I had a little Sheldon Cooper moment when I arrived at work one day last week.
For those who don’t watch The Big Bang Theory, Sheldon is a young, brilliant theoretical physicist who’s more than a little OCD. The thing that Sheldon’s probably the most particular about is “his spot” in the living room of the apartment he shares with fellow physicist Leonard, whose two BFFs frequently visit. They’ve become Sheldon’s friends too, but only because they’ve learned never to sit on the right end of the sofa. Sheldon has claimed that spot as his, as it’s the optimum viewing distance from the TV, close to the kitchen, and near enough to the window to catch nice breezes, but at an angle where the sun’s glare from window doesn’t affect his TV viewing.
I have “my spot” in the parking lot at my workplace. It’s an end spot, and the spaces in that row are wide enough to greatly reduce my chances of getting door dings. The nearest trees are too small to attract birds (and therefore, bird poop), but it’s shaded enough by the building to keep the car from getting horrendously hot in the afternoon.
My spot is also in a corner that’s just inconvenient enough to get into that it’s almost always available when I arrive.
Only one day last week, someone was there. Two someones, in fact – not a car, but a pair of Canada geese. Unlike Sheldon, I didn’t insist that they leave. I parked in a less optimal spot, far enough away that they wouldn’t take too much notice of me.
These guys are pretty in flight, and their babies are squeeee! cute, but if you make the mistake of walking too close to what they’ve decided is “their” spot, they can be downright menacing! I found that out a few days earlier, when they were squatting in the middle of the lot, and took exception to me driving by. The fact that Chevys, Hyundais, and Honda SUVs are much bigger than they are doesn’t deter them from attacking.
No one was bothering their eggs – heck, I couldn’t even see any eggs or nest near the parking lot. My husband said I should’ve just hit ‘em. But I work at a government site – which means that would involve reporting the “incident,” and filling out who knows how much PITA paperwork. And besides, they’re cute, when they’re not running at you hissing! Yelling at them got me past without being bitten, but there’s got to be a better way.
Surely there’s an app for that?
When I got to my desk, I checked the Google Play store (formerly Android Market), and was surprised to get no results on “goose scare.” Removing the word “scare” netted me a couple of goose call apps for hunters, but that’s it.
My workplace had cardboard and rubber coyotes placed near the sidewalks last spring, and we didn’t have any goose problems then. But no one had put them out this year.

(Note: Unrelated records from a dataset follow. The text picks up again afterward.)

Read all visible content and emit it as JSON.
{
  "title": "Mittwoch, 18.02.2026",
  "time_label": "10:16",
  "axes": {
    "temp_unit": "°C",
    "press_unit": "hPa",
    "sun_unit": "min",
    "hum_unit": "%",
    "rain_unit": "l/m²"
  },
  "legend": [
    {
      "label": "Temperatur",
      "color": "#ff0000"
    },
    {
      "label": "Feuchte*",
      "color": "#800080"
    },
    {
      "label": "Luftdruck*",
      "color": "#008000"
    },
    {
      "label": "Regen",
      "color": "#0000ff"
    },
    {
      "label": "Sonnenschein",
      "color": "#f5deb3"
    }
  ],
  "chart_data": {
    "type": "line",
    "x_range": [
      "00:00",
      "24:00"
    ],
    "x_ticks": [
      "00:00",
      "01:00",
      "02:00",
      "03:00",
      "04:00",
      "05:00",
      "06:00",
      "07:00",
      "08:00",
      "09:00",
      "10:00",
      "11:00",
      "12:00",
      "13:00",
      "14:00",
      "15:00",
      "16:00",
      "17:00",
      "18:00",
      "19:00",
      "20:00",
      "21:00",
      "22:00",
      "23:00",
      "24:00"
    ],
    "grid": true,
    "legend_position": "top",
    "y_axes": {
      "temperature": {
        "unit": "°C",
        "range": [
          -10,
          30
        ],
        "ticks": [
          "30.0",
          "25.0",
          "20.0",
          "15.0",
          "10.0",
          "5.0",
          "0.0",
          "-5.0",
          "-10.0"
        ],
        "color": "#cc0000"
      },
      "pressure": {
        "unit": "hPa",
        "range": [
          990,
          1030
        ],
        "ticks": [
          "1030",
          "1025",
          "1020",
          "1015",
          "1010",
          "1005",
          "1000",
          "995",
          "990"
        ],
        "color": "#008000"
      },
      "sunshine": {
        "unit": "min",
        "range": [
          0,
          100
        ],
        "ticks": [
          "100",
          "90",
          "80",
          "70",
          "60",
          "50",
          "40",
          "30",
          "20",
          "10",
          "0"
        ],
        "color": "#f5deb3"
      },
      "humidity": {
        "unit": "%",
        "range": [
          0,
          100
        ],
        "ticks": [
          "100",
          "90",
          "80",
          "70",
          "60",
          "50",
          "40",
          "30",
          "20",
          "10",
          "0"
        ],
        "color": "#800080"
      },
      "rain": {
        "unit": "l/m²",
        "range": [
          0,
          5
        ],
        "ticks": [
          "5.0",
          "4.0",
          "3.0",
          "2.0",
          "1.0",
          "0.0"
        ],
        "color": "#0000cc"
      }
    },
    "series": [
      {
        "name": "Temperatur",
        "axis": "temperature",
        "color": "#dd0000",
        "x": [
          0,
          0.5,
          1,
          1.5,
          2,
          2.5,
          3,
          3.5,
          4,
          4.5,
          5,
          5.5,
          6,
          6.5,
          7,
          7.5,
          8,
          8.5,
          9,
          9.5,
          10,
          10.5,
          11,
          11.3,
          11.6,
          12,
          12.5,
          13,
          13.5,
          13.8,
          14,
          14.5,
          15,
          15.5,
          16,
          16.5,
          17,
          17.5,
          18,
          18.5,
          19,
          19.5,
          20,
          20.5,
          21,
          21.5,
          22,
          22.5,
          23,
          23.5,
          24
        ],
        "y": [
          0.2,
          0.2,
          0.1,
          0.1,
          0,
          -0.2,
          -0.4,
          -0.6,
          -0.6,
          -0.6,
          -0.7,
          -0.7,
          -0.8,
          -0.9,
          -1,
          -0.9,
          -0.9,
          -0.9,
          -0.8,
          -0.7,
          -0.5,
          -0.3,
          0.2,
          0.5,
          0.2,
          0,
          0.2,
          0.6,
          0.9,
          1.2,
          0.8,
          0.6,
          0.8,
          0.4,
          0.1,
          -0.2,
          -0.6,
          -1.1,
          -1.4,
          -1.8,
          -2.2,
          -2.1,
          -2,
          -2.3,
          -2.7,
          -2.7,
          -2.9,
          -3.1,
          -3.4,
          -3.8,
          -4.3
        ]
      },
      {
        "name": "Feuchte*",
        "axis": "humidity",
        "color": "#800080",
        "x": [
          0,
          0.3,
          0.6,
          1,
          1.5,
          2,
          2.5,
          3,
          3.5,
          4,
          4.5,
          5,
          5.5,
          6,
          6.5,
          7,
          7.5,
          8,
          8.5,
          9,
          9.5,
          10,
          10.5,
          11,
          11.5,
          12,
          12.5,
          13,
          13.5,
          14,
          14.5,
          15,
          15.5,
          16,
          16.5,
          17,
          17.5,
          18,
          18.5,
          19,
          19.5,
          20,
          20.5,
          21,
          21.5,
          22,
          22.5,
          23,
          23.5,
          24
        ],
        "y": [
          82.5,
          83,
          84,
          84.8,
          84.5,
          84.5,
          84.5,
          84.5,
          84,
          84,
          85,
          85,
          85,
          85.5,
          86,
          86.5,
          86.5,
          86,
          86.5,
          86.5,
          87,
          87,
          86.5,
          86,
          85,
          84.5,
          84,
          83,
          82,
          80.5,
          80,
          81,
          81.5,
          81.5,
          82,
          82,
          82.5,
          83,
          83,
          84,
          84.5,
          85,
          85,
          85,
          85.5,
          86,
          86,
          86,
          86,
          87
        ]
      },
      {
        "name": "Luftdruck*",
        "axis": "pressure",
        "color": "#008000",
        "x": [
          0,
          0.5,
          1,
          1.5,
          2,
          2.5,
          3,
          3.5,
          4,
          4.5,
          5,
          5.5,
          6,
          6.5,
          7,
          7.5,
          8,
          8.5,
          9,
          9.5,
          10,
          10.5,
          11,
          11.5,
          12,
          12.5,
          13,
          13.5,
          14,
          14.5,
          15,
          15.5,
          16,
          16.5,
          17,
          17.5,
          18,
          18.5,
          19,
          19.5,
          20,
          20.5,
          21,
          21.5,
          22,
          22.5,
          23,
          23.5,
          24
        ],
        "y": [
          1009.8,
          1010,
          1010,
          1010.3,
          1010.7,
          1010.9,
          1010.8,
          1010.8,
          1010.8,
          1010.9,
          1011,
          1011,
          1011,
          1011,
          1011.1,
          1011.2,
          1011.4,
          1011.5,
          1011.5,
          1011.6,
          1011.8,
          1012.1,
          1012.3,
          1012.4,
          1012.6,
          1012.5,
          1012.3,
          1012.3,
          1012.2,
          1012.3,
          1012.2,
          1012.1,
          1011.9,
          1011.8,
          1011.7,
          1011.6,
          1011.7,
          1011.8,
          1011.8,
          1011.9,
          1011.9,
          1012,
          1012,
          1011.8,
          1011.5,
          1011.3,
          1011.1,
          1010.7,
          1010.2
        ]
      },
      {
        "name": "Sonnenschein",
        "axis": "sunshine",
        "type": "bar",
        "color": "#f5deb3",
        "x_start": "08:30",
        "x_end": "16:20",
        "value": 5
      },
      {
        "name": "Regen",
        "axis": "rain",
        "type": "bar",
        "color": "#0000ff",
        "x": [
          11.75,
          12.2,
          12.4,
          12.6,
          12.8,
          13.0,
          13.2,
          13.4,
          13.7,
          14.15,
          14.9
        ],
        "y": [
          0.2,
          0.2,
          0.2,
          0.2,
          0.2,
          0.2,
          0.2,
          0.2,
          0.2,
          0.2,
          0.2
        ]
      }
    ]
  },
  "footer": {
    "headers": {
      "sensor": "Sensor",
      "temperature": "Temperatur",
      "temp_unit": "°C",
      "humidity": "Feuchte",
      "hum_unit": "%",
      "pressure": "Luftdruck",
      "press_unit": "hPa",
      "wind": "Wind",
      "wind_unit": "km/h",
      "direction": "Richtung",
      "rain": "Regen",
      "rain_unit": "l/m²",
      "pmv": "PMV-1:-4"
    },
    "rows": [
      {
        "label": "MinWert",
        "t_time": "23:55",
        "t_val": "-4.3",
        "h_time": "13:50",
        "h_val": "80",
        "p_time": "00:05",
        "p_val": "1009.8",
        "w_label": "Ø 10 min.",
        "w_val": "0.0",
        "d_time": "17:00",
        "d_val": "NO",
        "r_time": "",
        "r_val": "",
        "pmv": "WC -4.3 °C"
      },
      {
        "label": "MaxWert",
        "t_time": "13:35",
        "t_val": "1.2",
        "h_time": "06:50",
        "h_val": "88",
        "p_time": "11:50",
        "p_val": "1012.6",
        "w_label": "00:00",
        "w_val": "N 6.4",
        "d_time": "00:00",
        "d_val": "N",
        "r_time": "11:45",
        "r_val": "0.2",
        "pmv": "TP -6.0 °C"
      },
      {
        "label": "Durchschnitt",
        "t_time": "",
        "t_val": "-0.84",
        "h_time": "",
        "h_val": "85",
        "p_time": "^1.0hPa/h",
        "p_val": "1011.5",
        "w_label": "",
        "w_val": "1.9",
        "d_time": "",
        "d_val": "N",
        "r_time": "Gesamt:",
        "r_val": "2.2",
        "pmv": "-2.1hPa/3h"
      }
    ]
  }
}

Yet the geese haven’t been around this week. Perhaps their eggs have hatched, and they’re teaching babies to swim in the nearby pond. But yesterday, I found another reason they might have vacated the area: a loudspeaker on the other end of our building making goose noises! Maybe they’ve decided the area is already the territory of other geese that are even more aggressive!
But wow, we could’ve used that last week. And why isn’t there an app for that? Considering all the crazy things there are apps for, I’m surprised. Maybe the iPhone folks have something?
I’d love to hear from you! Have you ever been on the wrong end of a vicious goose? What did you do to get away? Do you have anything that you’re Sheldon Cooper OCD about? Please share! Oh, and let me know if there’s an app for that, too. I might need one.